Хошь не хошь, а с германцем сперва расхлебай, говорили другие. Что же, фронт теперь кинуть? Три года воевали — и немцу все отдать? Обломать его надо, а не то ить до самого Петрограда дойдет. Сколько нашей земли заглонет — пол-России? От того разве хлеба прибудет? Своего царя скинули — к немцу в ярмо?
Замириться, на том и весь сказ! Немцы тоже давно воевать не хотят, руки к нам через проволоку тянут. У них ить тоже жизнь не слаще нашей — так же смерть принимают от своих дурноедов. Мы Николашку скинули — и они своего Вильхешку спихнут, тогда и всей войне конец. Любого возьми, кто сам пашет, — чего ему надо? Земли и воли, во! И мира! Чего терпеть? Пока убьют? Скотина, и та в самый зной к высокому солнцу бунтуется. А нас не мошка ест, не оводы кусают.
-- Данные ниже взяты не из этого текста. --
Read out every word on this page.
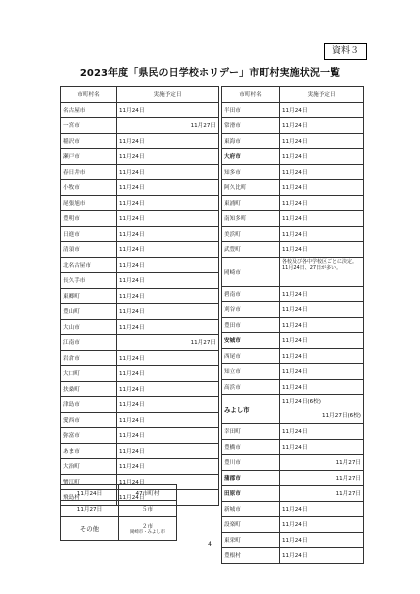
資料３
2023年度「県民の日学校ホリデー」市町村実施状況一覧
市町村名	実施予定日
名古屋市	11月24日
一宮市	11月27日
稲沢市	11月24日
瀬戸市	11月24日
春日井市	11月24日
小牧市	11月24日
尾張旭市	11月24日
豊明市	11月24日
日進市	11月24日
清須市	11月24日
北名古屋市	11月24日
長久手市	11月24日
東郷町	11月24日
豊山町	11月24日
大山市	11月24日
江南市	11月27日
岩倉市	11月24日
大口町	11月24日
扶桑町	11月24日
津島市	11月24日
愛西市	11月24日
弥富市	11月24日
あま市	11月24日
大治町	11月24日
蟹江町	11月24日
飛島村	11月24日
市町村名	実施予定日
半田市	11月24日
常滑市	11月24日
東海市	11月24日
大府市	11月24日
知多市	11月24日
阿久比町	11月24日
東浦町	11月24日
南知多町	11月24日
美浜町	11月24日
武豊町	11月24日
岡崎市	各校及び各中学校区ごとに決定。11月24日、27日が多い。
碧南市	11月24日
刈谷市	11月24日
豊田市	11月24日
安城市	11月24日
西尾市	11月24日
知立市	11月24日
高浜市	11月24日
みよし市	11月24日(6校)
11月27日(6校)

幸田町	11月24日
豊橋市	11月24日
豊川市	11月27日
蒲郡市	11月27日
田原市	11月27日
新城市	11月24日
設楽町	11月24日
東栄町	11月24日
豊根村	11月24日
11月24日	47市町村
11月27日	５市
その他	２市
岡崎市・みよし市
4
Так и нам повернуть табуном — рази кто-то удержит? Одному хвост задрать — остальные за ним…
Халзанов не чуял ни веса в себе, ни тверди под ногами. Наука говорила, что вся земля шар и вертится вокруг своей оси, и вот земная твердь и впрямь, казалось, завращалась с большей быстротой, и он ощутил ее кривизну под ногами. Обвалившаяся, не успел даже с койки подняться, свобода открепила его от всего, и даже брат Мирон не мог ничего объяснить.
— Ни на черта нам эта война. Бессмысленное истребление народа.
— Это как? Ить державу крепим. Немецкий царь с австрийским первые войну нам объявили или как?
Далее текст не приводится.